I received a free copy of the novel from the author. I had the opportunity to review or not, and, having read it, this is the review. Now, with that said, there are substantial spoilers here, so be aware.

The story takes place in the near future, on the edge of the singularity and comes complete with nanotechnology and AI. It starts with a special forces detachment operating in Syria working for a company that appears to be 'running' wars to try out new weapons. Cynical of course, but I had no problem accepting the premise. Leon, the head of the special forces group says that the regular army is 25 years ahead of the public, and they are 50 years ahead of the army, but I found that harder to accept.

The rest of the book was a problem for me too, so let me explain.

The central characters are Leon, a modern Tesla called Natty and his similarly talented wife.

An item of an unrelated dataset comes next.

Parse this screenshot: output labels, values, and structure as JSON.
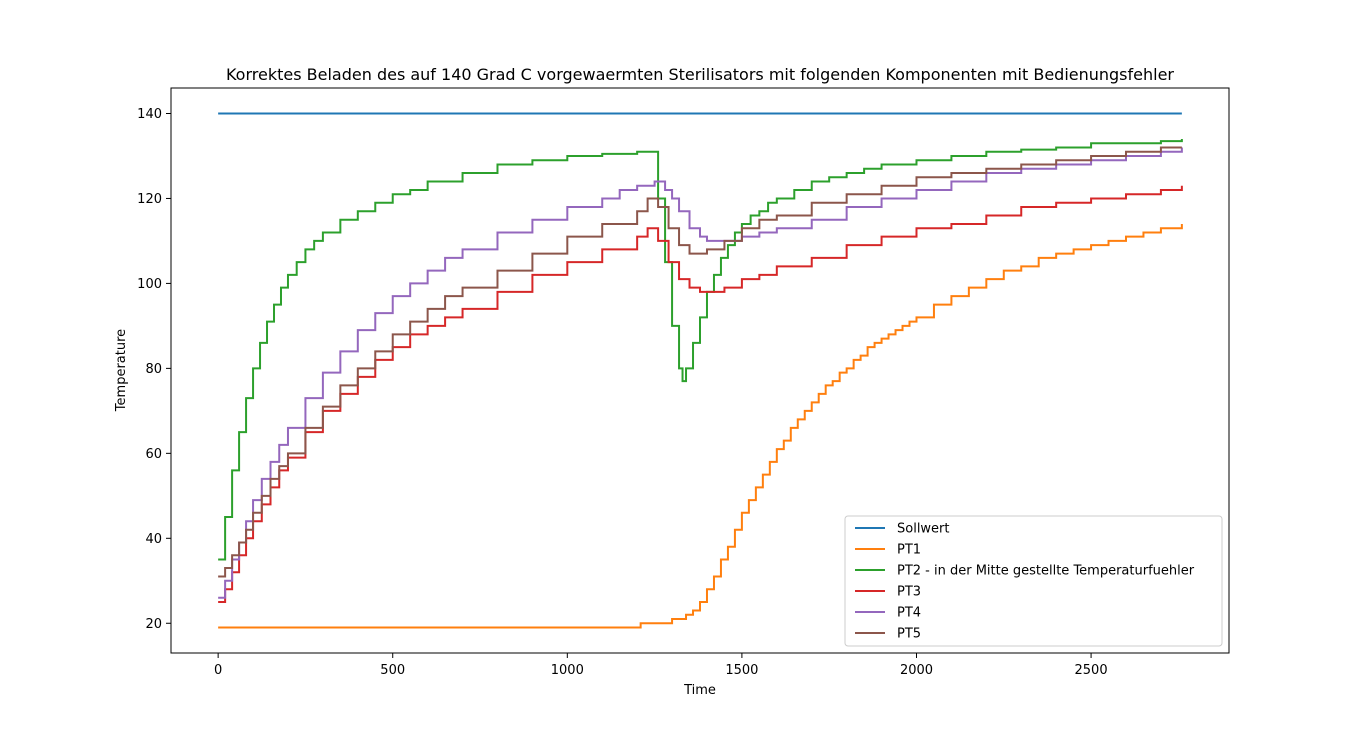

The chief bad guy is Truman who runs the corporation Natty works for. Truman wants Natty to have a holiday in the Amazon jungle, and the special forces team are there to support and protect him. Bear in mind Natty is completely paranoid and has problems leaving the house, so that just doesn't add up.

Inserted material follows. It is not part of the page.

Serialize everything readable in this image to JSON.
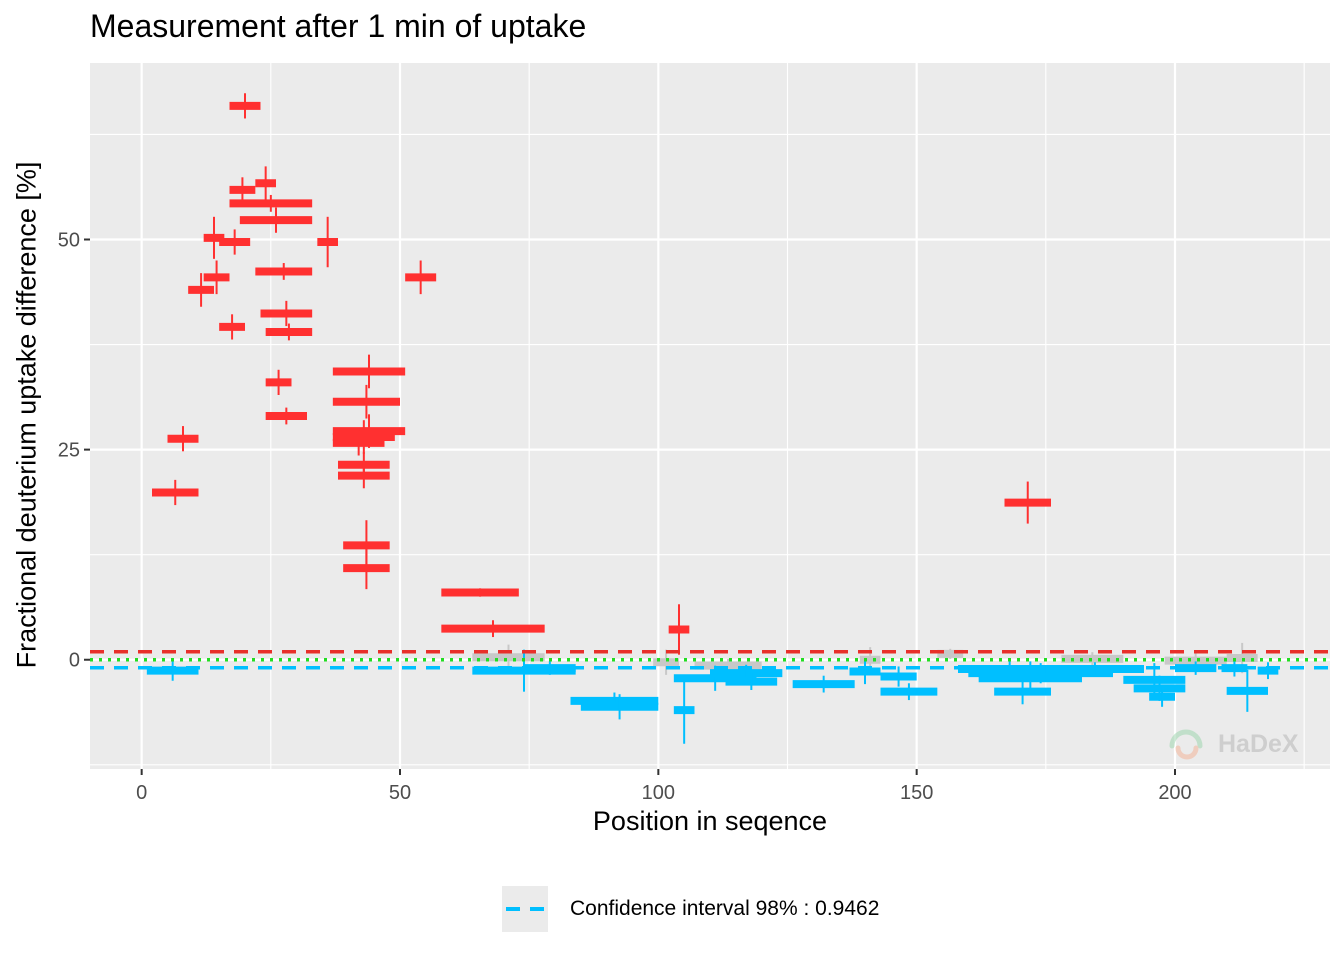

Eventually, after causing chaos at the airport, they all pile into some C-17's and fly down to Brazil to land in a patch of freshly cleared ground. Now the C-17 is rated for unpaved airfields (recognising the possibility of damage), but not a patch of ground that was recently rain forest cleared by a farmer.

In the forest, Truman has linked up with the head of a local Indian tribe that's heavily into eco-terrorism and want to protect the rain forest at any cost. Having read what's happening down there, I can understand that, I'm just not sold on the psychoactive drugs and the mind-control that underpins everything they do, and which gives them the ability to resist or ignore damage and become invisible at will.

Early on in their Amazon adventure the soldiers get injected with nanobots which give them enhanced healing powers, skin able to replicate jungle camouflage and the ability to change into what reads like an insect swarm, fly off and reassemble with no ill effects.

The holiday is actually a wargame planned by Truman, and in quick succession Natty's group have to face nanotech infused natives, 100 foot high robots controlled by the natives and reconstructed intelligent dinosaurs who use nanotechnology to alter their genome in real time making them more resistant to the weapons used against them. For a 75 year advance, those weapons seem relatively normal, apart from something that appears to create a black hole when initiated. It's all guns, rockets and lasers.

Add to the mix a huge flying saucer constructed under the seas of Europa, a clone Natty made of his wife called Cassandra (who's the most interesting character in the book) who is a borderline psychopath, vehicles able to morph into any needed shape from jeep to plane to rocket, and which include artificial general intelligence, and a huge underground lunar base created by Truman.

For me the book comes over as confused and over-written. The last half dozen chapters read completely differently from the previous eighty-five or so and attempt to provide explanation for the preceeding story. The most interesting part is the author notes at the end which provide links to articles describing current projects involving AI, nanotechnology and CRISPR.